Kimberley is a prospecting City famous for its quality diamonds, the largest man-made excavation in the World and various other impressive tourists attractions! It is the Capital City of the Northern Cape and surrounded by five of South Africa's big rivers, two of them being the Orange and Vaal Rivers. 
Kimberley has an average of 9 and a half hours of sunshine per day, throughout the Year and receive an annual rainfall of about 450mm. Kimberley is situated almost in the centre of South Africa between Cape Town and Johannesburg. 
Surrounding Kimberley are many memorials and sites of some important battles of the Anglo-Boer war, most notably the 'Siege of Kimberley', in 1899  with the famous "Long Cecil" on display, and the battlefield site of Magersfontein where Boers used trench warfare for the first time. 
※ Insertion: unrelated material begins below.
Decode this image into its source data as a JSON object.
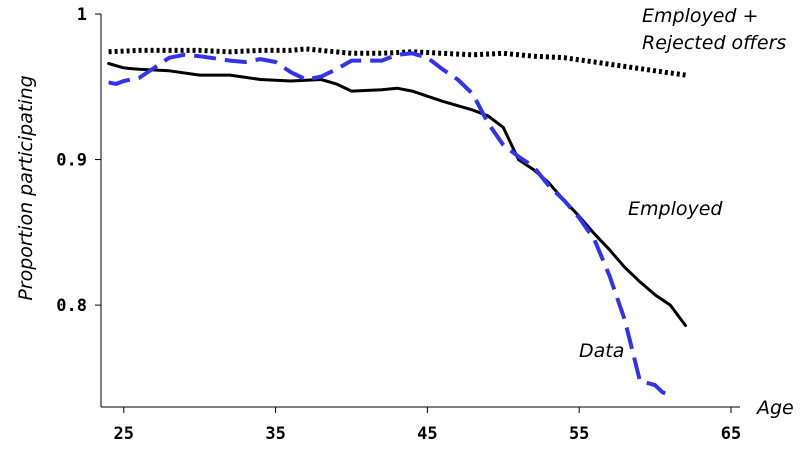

The city boasts other firsts like: 'The first city in the Southern Hemisphere to install electric street lighting and the first city in South Africa to switch to an automatic exchanges, and it housed the country's first Stock Exchange.' 
Kimberley's Vintage Tram Service operates daily between 09:00 and 16:15. This transports visitors between the City Hall and the Big Hole and Kimberly Mine Museum. On route visitors are treated to some of the city's Historical and noteworthy sites, while the tram also stops outside; the 'Star of the West', the oldest pub in Kimberley. - "During the Diamond Digging days, Kimberley was renowned for the variety and number of its bars. It is said that during the peak of the diamond rush Kimberley had more pubs than pharmacies and churches. This was partly due to a shortage of natural surface water, but mostly, one would suspect, to a diggers taste for beer or something stronger! Social life in Kimberley was as hectic as the frantic search for diamonds and many a digger celebrated a large find or drowned his diamond digging sorrows in these pubs. Today a few of these romantic establishments from a bygone age still exist and they flourish alongside newer more modern bars and restaurants. This tour revisits some of these old establishments still standing today."